Quels services propose Phénix, entreprise certifiée ESUS (Entreprise solidaire d’utilité sociale), engagée dans la lutte contre le gaspillage depuis 2014?
Nous luttons contre le gaspillage en évitant que les invendus ne deviennent des déchets. A ses débuts, Phénix proposait un seul service : intermédiaire du don auprès de la grande distribution. En effet, nous avions constaté que le fonctionnement de l’aide alimentaire n’était pas optimal. Ceux qui voulaient donner avaient des difficultés à le faire et les associations ne recevaient pas suffisamment de dons. Aujourd’hui nous gérons cette démarche pour divers acteurs économiques, restaurateurs, grossistes, producteurs...Et nous proposons aussi d’autres services aux entreprises, dont la gestion de la vente « date courte » en magasin, qui permet de commercialiser des produits proches de la DLC, date limite de consommation, avec des réductions de prix. Côté consommateurs, notre application, comparable à celle de Too Good To Go, leur permet de récupérer des produits à petits prix auprès de commerçants de proximité ou de la grande distribution. Des producteurs l’adoptent aussi, comme Danone ou l’entreprise de confiserie Lutti : nous avons ainsi vendu 5 000 paniers de bonbons, dans le Nord de la France.
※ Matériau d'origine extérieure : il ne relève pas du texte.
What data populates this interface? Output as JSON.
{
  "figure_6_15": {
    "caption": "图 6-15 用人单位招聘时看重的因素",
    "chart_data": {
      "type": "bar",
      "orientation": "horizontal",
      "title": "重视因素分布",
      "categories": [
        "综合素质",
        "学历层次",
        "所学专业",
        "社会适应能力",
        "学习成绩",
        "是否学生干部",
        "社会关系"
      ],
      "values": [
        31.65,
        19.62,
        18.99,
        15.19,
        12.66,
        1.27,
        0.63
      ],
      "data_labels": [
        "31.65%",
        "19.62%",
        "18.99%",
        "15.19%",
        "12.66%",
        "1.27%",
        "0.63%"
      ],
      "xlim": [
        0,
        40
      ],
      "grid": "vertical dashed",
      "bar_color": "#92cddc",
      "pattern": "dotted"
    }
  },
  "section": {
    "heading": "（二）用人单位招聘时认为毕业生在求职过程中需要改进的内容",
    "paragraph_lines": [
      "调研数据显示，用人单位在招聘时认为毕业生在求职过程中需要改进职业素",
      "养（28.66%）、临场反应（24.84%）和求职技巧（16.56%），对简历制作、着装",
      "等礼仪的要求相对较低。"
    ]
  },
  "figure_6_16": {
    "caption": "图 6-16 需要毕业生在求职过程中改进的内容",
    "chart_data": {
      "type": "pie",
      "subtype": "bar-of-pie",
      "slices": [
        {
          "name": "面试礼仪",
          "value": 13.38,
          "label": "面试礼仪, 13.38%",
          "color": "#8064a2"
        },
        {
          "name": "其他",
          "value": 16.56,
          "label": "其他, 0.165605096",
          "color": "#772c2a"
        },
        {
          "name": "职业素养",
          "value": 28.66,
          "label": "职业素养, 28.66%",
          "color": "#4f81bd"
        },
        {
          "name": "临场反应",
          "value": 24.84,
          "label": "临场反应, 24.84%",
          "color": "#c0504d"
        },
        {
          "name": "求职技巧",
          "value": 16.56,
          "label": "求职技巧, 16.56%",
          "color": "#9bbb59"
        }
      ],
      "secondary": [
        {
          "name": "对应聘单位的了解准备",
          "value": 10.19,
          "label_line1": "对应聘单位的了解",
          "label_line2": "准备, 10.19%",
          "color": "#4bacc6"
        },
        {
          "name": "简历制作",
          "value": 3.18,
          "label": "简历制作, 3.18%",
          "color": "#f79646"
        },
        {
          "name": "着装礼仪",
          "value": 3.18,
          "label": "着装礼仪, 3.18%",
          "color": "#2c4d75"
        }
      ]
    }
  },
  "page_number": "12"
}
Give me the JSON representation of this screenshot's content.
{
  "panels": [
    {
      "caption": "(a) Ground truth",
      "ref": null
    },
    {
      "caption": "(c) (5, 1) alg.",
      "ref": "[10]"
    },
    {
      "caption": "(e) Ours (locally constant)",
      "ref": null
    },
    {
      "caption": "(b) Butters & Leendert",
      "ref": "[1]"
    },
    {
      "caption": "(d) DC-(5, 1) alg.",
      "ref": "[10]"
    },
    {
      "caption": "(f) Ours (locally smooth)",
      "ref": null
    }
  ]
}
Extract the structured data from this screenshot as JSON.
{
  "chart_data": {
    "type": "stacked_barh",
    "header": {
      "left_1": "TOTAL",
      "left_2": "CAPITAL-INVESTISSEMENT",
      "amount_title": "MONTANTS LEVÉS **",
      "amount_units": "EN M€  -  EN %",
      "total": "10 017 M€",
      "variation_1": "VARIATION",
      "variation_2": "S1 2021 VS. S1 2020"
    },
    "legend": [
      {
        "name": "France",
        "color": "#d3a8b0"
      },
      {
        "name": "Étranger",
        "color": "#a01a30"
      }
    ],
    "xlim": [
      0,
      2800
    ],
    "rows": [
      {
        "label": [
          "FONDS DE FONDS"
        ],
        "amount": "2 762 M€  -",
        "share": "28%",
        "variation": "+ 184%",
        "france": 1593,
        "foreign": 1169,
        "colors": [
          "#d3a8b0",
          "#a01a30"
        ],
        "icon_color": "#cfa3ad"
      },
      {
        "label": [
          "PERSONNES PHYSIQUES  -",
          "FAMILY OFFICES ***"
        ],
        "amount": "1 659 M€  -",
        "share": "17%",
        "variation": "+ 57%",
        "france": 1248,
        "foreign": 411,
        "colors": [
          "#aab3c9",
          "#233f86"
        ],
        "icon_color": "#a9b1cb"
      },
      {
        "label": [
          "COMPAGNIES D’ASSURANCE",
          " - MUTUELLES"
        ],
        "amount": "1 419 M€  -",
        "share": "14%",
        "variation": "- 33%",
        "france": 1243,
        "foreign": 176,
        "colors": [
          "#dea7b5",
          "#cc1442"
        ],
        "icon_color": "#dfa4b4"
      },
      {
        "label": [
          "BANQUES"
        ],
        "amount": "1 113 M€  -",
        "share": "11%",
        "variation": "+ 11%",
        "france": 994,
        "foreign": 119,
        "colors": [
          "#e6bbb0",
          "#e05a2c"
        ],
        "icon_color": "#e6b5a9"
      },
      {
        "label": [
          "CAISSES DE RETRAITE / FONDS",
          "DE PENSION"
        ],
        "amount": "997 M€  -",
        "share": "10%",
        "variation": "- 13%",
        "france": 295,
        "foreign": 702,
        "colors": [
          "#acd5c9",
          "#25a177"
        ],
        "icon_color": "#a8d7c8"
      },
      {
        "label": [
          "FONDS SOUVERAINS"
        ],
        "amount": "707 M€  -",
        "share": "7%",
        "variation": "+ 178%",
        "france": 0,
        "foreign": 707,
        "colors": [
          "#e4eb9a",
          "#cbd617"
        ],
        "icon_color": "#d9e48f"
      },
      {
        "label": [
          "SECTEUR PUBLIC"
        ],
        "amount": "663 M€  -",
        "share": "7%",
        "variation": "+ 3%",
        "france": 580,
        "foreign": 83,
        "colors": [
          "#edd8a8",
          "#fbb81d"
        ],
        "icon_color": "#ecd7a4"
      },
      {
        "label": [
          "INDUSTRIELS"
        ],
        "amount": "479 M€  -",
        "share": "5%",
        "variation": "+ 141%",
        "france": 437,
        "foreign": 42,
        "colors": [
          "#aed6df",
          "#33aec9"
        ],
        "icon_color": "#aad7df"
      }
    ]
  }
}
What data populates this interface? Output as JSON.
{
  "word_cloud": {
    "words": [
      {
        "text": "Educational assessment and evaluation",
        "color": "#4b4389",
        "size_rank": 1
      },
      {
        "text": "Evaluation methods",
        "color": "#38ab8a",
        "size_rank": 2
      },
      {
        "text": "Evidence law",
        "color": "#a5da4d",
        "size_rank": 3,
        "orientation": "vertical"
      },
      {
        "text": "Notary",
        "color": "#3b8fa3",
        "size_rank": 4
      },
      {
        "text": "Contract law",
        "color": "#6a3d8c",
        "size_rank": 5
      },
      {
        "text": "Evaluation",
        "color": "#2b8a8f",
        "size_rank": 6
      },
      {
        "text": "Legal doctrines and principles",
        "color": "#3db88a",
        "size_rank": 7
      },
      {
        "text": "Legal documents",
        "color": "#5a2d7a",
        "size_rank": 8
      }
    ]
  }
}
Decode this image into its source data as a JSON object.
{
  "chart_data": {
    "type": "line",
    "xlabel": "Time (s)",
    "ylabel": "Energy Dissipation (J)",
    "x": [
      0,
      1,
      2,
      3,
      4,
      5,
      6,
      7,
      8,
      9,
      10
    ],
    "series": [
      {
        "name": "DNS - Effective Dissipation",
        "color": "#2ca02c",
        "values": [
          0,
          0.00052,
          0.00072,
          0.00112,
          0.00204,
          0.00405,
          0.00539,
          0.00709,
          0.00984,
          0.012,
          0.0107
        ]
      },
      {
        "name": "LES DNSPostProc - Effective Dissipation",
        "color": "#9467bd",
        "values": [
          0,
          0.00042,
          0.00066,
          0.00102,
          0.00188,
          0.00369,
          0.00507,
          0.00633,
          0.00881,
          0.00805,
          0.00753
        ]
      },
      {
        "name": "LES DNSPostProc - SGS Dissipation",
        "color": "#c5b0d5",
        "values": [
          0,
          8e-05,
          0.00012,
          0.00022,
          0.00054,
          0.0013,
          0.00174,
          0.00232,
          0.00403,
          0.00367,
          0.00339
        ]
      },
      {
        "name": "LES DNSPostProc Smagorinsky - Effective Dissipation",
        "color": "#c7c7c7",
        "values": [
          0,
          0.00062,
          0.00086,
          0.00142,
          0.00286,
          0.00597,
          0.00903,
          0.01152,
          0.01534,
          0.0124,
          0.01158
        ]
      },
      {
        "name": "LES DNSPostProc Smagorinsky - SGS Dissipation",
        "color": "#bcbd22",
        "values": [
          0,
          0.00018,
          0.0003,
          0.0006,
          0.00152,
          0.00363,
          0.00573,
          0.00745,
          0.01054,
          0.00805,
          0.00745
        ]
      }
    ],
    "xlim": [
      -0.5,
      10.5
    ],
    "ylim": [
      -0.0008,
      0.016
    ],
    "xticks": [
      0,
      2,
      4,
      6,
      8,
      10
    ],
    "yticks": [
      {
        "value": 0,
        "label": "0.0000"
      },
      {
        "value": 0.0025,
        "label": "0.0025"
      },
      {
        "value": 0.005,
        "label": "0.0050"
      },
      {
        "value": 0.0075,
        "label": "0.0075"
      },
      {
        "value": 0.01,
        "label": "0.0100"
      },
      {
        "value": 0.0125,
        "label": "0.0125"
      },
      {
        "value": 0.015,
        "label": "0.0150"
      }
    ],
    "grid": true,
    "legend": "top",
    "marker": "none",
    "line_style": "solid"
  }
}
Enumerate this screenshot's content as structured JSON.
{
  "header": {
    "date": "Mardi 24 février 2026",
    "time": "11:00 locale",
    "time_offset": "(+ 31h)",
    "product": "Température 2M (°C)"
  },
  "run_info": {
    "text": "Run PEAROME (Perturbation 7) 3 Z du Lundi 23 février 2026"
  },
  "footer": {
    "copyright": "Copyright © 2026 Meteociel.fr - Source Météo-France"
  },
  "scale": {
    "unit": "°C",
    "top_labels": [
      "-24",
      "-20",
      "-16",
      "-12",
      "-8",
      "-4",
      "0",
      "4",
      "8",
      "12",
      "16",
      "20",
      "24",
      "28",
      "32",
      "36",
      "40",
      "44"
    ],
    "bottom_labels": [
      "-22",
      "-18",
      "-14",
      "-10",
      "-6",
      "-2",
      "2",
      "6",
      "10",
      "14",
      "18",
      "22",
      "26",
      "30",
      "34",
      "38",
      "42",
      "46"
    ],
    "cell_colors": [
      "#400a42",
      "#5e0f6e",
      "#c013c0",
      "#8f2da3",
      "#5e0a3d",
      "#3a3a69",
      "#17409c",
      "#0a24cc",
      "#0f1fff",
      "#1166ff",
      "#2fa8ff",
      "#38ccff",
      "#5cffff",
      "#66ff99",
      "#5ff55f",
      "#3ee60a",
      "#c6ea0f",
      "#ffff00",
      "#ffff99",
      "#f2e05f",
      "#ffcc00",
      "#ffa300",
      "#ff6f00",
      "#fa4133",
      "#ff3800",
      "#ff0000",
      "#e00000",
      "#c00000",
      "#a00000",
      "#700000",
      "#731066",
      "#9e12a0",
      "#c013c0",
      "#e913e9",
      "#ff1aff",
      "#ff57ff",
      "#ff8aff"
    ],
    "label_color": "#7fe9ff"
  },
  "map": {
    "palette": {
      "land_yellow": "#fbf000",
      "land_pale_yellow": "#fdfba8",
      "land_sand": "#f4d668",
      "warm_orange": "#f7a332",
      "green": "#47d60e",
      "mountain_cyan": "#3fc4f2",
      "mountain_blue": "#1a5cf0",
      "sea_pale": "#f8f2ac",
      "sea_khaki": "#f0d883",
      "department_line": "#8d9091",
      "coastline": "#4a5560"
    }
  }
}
A votre avis, quels sont les leviers les plus efficaces pour inciter les acteurs de la distribution à réduire le gaspillage alimentaire ?
Pour l’essentiel, ce sont les incitations fiscales qui fonctionnent le mieux. En la matière, la France a été pionnière : dès 1988, la loi Coluche, qui a été consolidée depuis, prévoyait une déduction d’impôt de 60 % de la valeur d’achat d’un produit alimentaire, en cas de don. Par ailleurs, le fait que les distributeurs paient pour la gestion des déchets qu’ils génèrent est également très incitatif, d’autant qu’à ce coût s’ajoutent des obligations en matière de tri. Nous avons basé le modèle économique de Phenix sur le principe du « cost killing » : nous prenons une commission de 15 % sur les réductions de coûts que nous parvenons à générer en utilisant ces leviers. Ces dernières années, le coût de la gestion des déchets a beaucoup augmenté pour les entreprises. Phénix propose une prestation de dons pour des animaux concernant des produits non éligibles au don traditionnel, et qui permet d’éviter la production de déchets. Elle est de plus en plus demandée…
Quel va être l’impact du label « anti-gaspi » conçu par le gouvernement pour la GMS (grande et moyenne surface), les grossistes, les métiers de bouche, et pour lequel vous proposez une prestation d’accompagnement ?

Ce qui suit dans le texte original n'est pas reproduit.